Google has an AI assistant that can schedule haircut appointments for you. Tesla and General Motors are both producing cars that can drive themselves.
Of course, in the advisory space, robo-advisors (many of which eliminate human advisors from relationships with clients) have been slowly bringing on more assets and now manage over $200 billion.
As we've seen with the robo-advisor "revolution," artificial intelligence will benefit people, but it won't replace them. It all comes down to one simple reason: AI lacks human intelligence and the ability to identify and interpret emotions.
In the years to come, advisors' value will become inseparable from their emotional intelligence and how they can help clients think through difficult situations.
A Changing Role
Years ago, an advisor's real worth was largely tied to their asset management skills.
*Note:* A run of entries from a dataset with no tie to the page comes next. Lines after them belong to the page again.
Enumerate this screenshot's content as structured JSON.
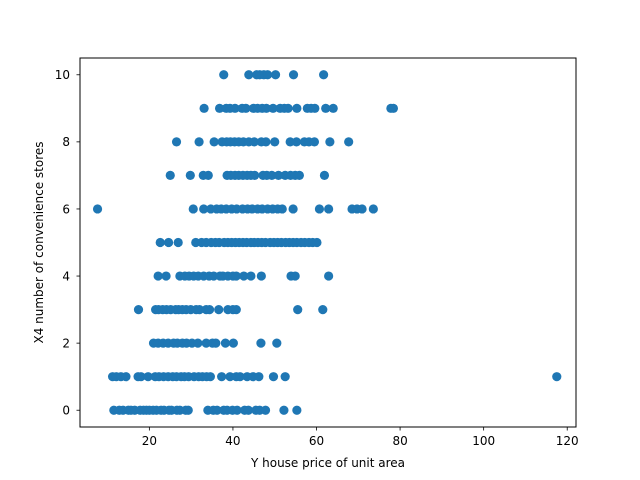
{
  "chart_data": {
    "type": "scatter",
    "title": "",
    "xlabel": "Y house price of unit area",
    "ylabel": "X4 number of convenience stores",
    "xlim": [
      3.4,
      122.1
    ],
    "ylim": [
      -0.5,
      10.5
    ],
    "xticks": [
      20,
      40,
      60,
      80,
      100,
      120
    ],
    "yticks": [
      0,
      2,
      4,
      6,
      8,
      10
    ],
    "xtick_labels": [
      "20",
      "40",
      "60",
      "80",
      "100",
      "120"
    ],
    "ytick_labels": [
      "0",
      "2",
      "4",
      "6",
      "8",
      "10"
    ],
    "grid": false,
    "legend": "none",
    "marker_color": "#1f77b4",
    "series": [
      {
        "points": [
          [
            11.5,
            0
          ],
          [
            12.8,
            0
          ],
          [
            13.7,
            0
          ],
          [
            15.0,
            0
          ],
          [
            15.6,
            0
          ],
          [
            16.5,
            0
          ],
          [
            17.8,
            0
          ],
          [
            18.6,
            0
          ],
          [
            19.3,
            0
          ],
          [
            20.0,
            0
          ],
          [
            20.9,
            0
          ],
          [
            21.7,
            0
          ],
          [
            22.8,
            0
          ],
          [
            23.5,
            0
          ],
          [
            24.7,
            0
          ],
          [
            25.3,
            0
          ],
          [
            26.6,
            0
          ],
          [
            27.3,
            0
          ],
          [
            28.7,
            0
          ],
          [
            29.3,
            0
          ],
          [
            34.0,
            0
          ],
          [
            35.3,
            0
          ],
          [
            36.2,
            0
          ],
          [
            37.8,
            0
          ],
          [
            38.6,
            0
          ],
          [
            39.9,
            0
          ],
          [
            41.0,
            0
          ],
          [
            42.8,
            0
          ],
          [
            43.7,
            0
          ],
          [
            45.5,
            0
          ],
          [
            46.4,
            0
          ],
          [
            47.8,
            0
          ],
          [
            52.2,
            0
          ],
          [
            55.3,
            0
          ],
          [
            11.2,
            1
          ],
          [
            12.1,
            1
          ],
          [
            13.2,
            1
          ],
          [
            14.4,
            1
          ],
          [
            17.3,
            1
          ],
          [
            18.0,
            1
          ],
          [
            19.7,
            1
          ],
          [
            21.4,
            1
          ],
          [
            22.3,
            1
          ],
          [
            23.4,
            1
          ],
          [
            24.5,
            1
          ],
          [
            25.6,
            1
          ],
          [
            26.5,
            1
          ],
          [
            27.6,
            1
          ],
          [
            28.4,
            1
          ],
          [
            29.4,
            1
          ],
          [
            30.7,
            1
          ],
          [
            31.8,
            1
          ],
          [
            32.7,
            1
          ],
          [
            33.7,
            1
          ],
          [
            34.6,
            1
          ],
          [
            37.3,
            1
          ],
          [
            39.3,
            1
          ],
          [
            40.8,
            1
          ],
          [
            41.7,
            1
          ],
          [
            43.4,
            1
          ],
          [
            44.8,
            1
          ],
          [
            46.2,
            1
          ],
          [
            49.7,
            1
          ],
          [
            52.5,
            1
          ],
          [
            117.5,
            1
          ],
          [
            21.0,
            2
          ],
          [
            22.1,
            2
          ],
          [
            23.3,
            2
          ],
          [
            24.5,
            2
          ],
          [
            25.8,
            2
          ],
          [
            26.7,
            2
          ],
          [
            27.9,
            2
          ],
          [
            28.9,
            2
          ],
          [
            30.2,
            2
          ],
          [
            31.6,
            2
          ],
          [
            33.6,
            2
          ],
          [
            35.1,
            2
          ],
          [
            35.9,
            2
          ],
          [
            38.2,
            2
          ],
          [
            40.1,
            2
          ],
          [
            46.7,
            2
          ],
          [
            50.5,
            2
          ],
          [
            17.4,
            3
          ],
          [
            21.5,
            3
          ],
          [
            22.2,
            3
          ],
          [
            23.2,
            3
          ],
          [
            24.1,
            3
          ],
          [
            25.1,
            3
          ],
          [
            26.3,
            3
          ],
          [
            27.0,
            3
          ],
          [
            27.9,
            3
          ],
          [
            28.8,
            3
          ],
          [
            29.9,
            3
          ],
          [
            31.2,
            3
          ],
          [
            32.0,
            3
          ],
          [
            33.6,
            3
          ],
          [
            34.4,
            3
          ],
          [
            36.6,
            3
          ],
          [
            38.8,
            3
          ],
          [
            40.0,
            3
          ],
          [
            40.8,
            3
          ],
          [
            55.5,
            3
          ],
          [
            61.5,
            3
          ],
          [
            22.1,
            4
          ],
          [
            24.0,
            4
          ],
          [
            27.3,
            4
          ],
          [
            28.5,
            4
          ],
          [
            29.5,
            4
          ],
          [
            30.6,
            4
          ],
          [
            31.7,
            4
          ],
          [
            33.0,
            4
          ],
          [
            34.3,
            4
          ],
          [
            35.4,
            4
          ],
          [
            36.9,
            4
          ],
          [
            37.6,
            4
          ],
          [
            38.8,
            4
          ],
          [
            40.0,
            4
          ],
          [
            40.8,
            4
          ],
          [
            42.6,
            4
          ],
          [
            44.3,
            4
          ],
          [
            46.8,
            4
          ],
          [
            53.9,
            4
          ],
          [
            54.9,
            4
          ],
          [
            62.9,
            4
          ],
          [
            22.6,
            5
          ],
          [
            24.6,
            5
          ],
          [
            26.9,
            5
          ],
          [
            31.1,
            5
          ],
          [
            32.5,
            5
          ],
          [
            33.6,
            5
          ],
          [
            34.8,
            5
          ],
          [
            35.8,
            5
          ],
          [
            36.7,
            5
          ],
          [
            37.9,
            5
          ],
          [
            38.8,
            5
          ],
          [
            39.7,
            5
          ],
          [
            40.6,
            5
          ],
          [
            41.5,
            5
          ],
          [
            42.4,
            5
          ],
          [
            43.3,
            5
          ],
          [
            44.3,
            5
          ],
          [
            45.1,
            5
          ],
          [
            46.0,
            5
          ],
          [
            46.9,
            5
          ],
          [
            47.8,
            5
          ],
          [
            48.9,
            5
          ],
          [
            49.8,
            5
          ],
          [
            50.7,
            5
          ],
          [
            51.6,
            5
          ],
          [
            52.6,
            5
          ],
          [
            53.5,
            5
          ],
          [
            54.4,
            5
          ],
          [
            55.3,
            5
          ],
          [
            56.3,
            5
          ],
          [
            57.2,
            5
          ],
          [
            58.2,
            5
          ],
          [
            59.1,
            5
          ],
          [
            60.1,
            5
          ],
          [
            7.6,
            6
          ],
          [
            30.5,
            6
          ],
          [
            33.0,
            6
          ],
          [
            34.7,
            6
          ],
          [
            36.1,
            6
          ],
          [
            37.2,
            6
          ],
          [
            38.4,
            6
          ],
          [
            39.7,
            6
          ],
          [
            40.9,
            6
          ],
          [
            42.3,
            6
          ],
          [
            43.5,
            6
          ],
          [
            44.6,
            6
          ],
          [
            45.9,
            6
          ],
          [
            47.0,
            6
          ],
          [
            48.3,
            6
          ],
          [
            49.5,
            6
          ],
          [
            50.7,
            6
          ],
          [
            51.8,
            6
          ],
          [
            54.4,
            6
          ],
          [
            60.7,
            6
          ],
          [
            62.9,
            6
          ],
          [
            68.5,
            6
          ],
          [
            69.7,
            6
          ],
          [
            70.9,
            6
          ],
          [
            73.6,
            6
          ],
          [
            25.0,
            7
          ],
          [
            29.8,
            7
          ],
          [
            32.9,
            7
          ],
          [
            34.1,
            7
          ],
          [
            38.6,
            7
          ],
          [
            39.5,
            7
          ],
          [
            40.5,
            7
          ],
          [
            41.4,
            7
          ],
          [
            42.4,
            7
          ],
          [
            43.4,
            7
          ],
          [
            44.3,
            7
          ],
          [
            45.2,
            7
          ],
          [
            47.2,
            7
          ],
          [
            48.1,
            7
          ],
          [
            49.3,
            7
          ],
          [
            50.9,
            7
          ],
          [
            52.5,
            7
          ],
          [
            53.8,
            7
          ],
          [
            54.9,
            7
          ],
          [
            55.9,
            7
          ],
          [
            61.9,
            7
          ],
          [
            26.5,
            8
          ],
          [
            31.9,
            8
          ],
          [
            35.5,
            8
          ],
          [
            37.4,
            8
          ],
          [
            38.5,
            8
          ],
          [
            39.4,
            8
          ],
          [
            40.4,
            8
          ],
          [
            41.4,
            8
          ],
          [
            42.5,
            8
          ],
          [
            43.8,
            8
          ],
          [
            45.1,
            8
          ],
          [
            46.8,
            8
          ],
          [
            47.9,
            8
          ],
          [
            50.0,
            8
          ],
          [
            53.7,
            8
          ],
          [
            55.2,
            8
          ],
          [
            57.1,
            8
          ],
          [
            58.2,
            8
          ],
          [
            59.5,
            8
          ],
          [
            63.2,
            8
          ],
          [
            67.7,
            8
          ],
          [
            33.1,
            9
          ],
          [
            36.8,
            9
          ],
          [
            38.4,
            9
          ],
          [
            39.3,
            9
          ],
          [
            40.5,
            9
          ],
          [
            42.2,
            9
          ],
          [
            43.1,
            9
          ],
          [
            44.9,
            9
          ],
          [
            45.9,
            9
          ],
          [
            47.0,
            9
          ],
          [
            48.0,
            9
          ],
          [
            49.6,
            9
          ],
          [
            51.3,
            9
          ],
          [
            52.3,
            9
          ],
          [
            53.2,
            9
          ],
          [
            55.3,
            9
          ],
          [
            57.8,
            9
          ],
          [
            58.7,
            9
          ],
          [
            59.6,
            9
          ],
          [
            62.2,
            9
          ],
          [
            64.0,
            9
          ],
          [
            77.8,
            9
          ],
          [
            78.4,
            9
          ],
          [
            37.8,
            10
          ],
          [
            43.8,
            10
          ],
          [
            45.7,
            10
          ],
          [
            46.4,
            10
          ],
          [
            47.4,
            10
          ],
          [
            48.3,
            10
          ],
          [
            50.2,
            10
          ],
          [
            54.5,
            10
          ],
          [
            61.7,
            10
          ]
        ]
      }
    ]
  }
}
There are still several firms that tout their fund selection as their differentiator.
But the time of asset management being an advisor's core value is past. The advisors of the future will deal more with emotional therapy than diagnosing the correct asset allocation in a portfolio.
An algorithm can set allocations and rebalance a portfolio. Only a human advisor can translate unspoken goals, mitigate fears and keep clients on a path to success even in the midst of difficult things like death or divorce.
Artificial intelligence can't guide a person through difficult times when they are most likely to make poor financial decisions, but that doesn't mean AI has no role in the advisor office of the future.
AI-Human Relationships
Advisors who succeed won't be in competition with AI, they'll be in collaboration with it to enhance their client relationships. The most natural place for an advisor's technology to make an impact is in supporting their client experience.